Je vis qu'il était décidé à me tenir tête, cela m'impatienta et me donna du courage.
- Allons, monsieur, ne plaisantons pas.
- Je ne plaisante pas, madame.
- Vous savez bien qu'il faut mettre le signet, et que notre roman s'arrête à ce chapitre.
- Je ne sais rien de tout cela, madame, et vous savez que je ne veux pas le savoir.
- Alors, monsieur, je quitte la place.
- Cela est inutile, madame, je vous suivrai.
Je devins rouge de colère ; je me levai cependant ; il m'offrit la main avec le plus aimable sourire, et son empressement ne me permit pas de la refuser devant les témoins qui nous regardaient et qui se préparaient à gloser sur nous.

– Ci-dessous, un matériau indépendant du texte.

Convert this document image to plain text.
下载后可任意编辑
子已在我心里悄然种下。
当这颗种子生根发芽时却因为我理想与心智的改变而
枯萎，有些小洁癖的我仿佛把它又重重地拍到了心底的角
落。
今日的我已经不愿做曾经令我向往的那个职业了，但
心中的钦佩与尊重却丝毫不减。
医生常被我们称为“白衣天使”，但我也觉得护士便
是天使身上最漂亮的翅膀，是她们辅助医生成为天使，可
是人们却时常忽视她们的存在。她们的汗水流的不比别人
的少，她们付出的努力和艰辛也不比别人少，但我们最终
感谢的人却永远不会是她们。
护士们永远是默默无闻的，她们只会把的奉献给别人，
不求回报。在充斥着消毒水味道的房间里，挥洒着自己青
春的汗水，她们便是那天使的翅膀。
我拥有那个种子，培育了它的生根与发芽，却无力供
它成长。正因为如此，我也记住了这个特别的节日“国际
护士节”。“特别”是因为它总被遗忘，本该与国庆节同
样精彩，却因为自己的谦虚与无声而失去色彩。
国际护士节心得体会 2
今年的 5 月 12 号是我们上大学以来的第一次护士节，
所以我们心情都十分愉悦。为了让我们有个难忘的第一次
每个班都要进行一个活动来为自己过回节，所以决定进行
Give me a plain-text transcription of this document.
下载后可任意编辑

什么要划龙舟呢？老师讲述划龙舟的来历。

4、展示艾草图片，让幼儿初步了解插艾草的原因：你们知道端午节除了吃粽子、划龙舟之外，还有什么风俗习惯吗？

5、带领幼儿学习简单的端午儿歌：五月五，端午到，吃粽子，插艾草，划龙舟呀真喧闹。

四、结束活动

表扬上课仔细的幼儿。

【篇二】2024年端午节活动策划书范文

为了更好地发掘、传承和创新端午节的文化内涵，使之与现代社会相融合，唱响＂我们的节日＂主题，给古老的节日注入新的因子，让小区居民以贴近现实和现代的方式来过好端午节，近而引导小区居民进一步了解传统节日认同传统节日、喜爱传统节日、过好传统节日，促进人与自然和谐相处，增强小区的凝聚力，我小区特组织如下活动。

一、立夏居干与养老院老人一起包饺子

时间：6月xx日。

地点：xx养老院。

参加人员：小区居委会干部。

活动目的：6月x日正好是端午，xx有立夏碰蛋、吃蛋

Nous voilà donc traversant le salon en pompe, tous les yeux sur nous, et ressemblant à des mariés de village ; rien n'était plus charmant que ses façons, il était en apparence d'une galanterie enchanteresse, et me serrait la main à me la meurtrir ; jamais je ne fus à pareil supplice.
La duchesse en eut pitié et m'appela ; il fallut bien me lâcher alors. Elle me dit quelques paroles aimables, me garda près d'elle et fit si bien, en m'entourant adroitement de nos amis, qu'il n'y eut plus moyen pour le marquis de recommencer.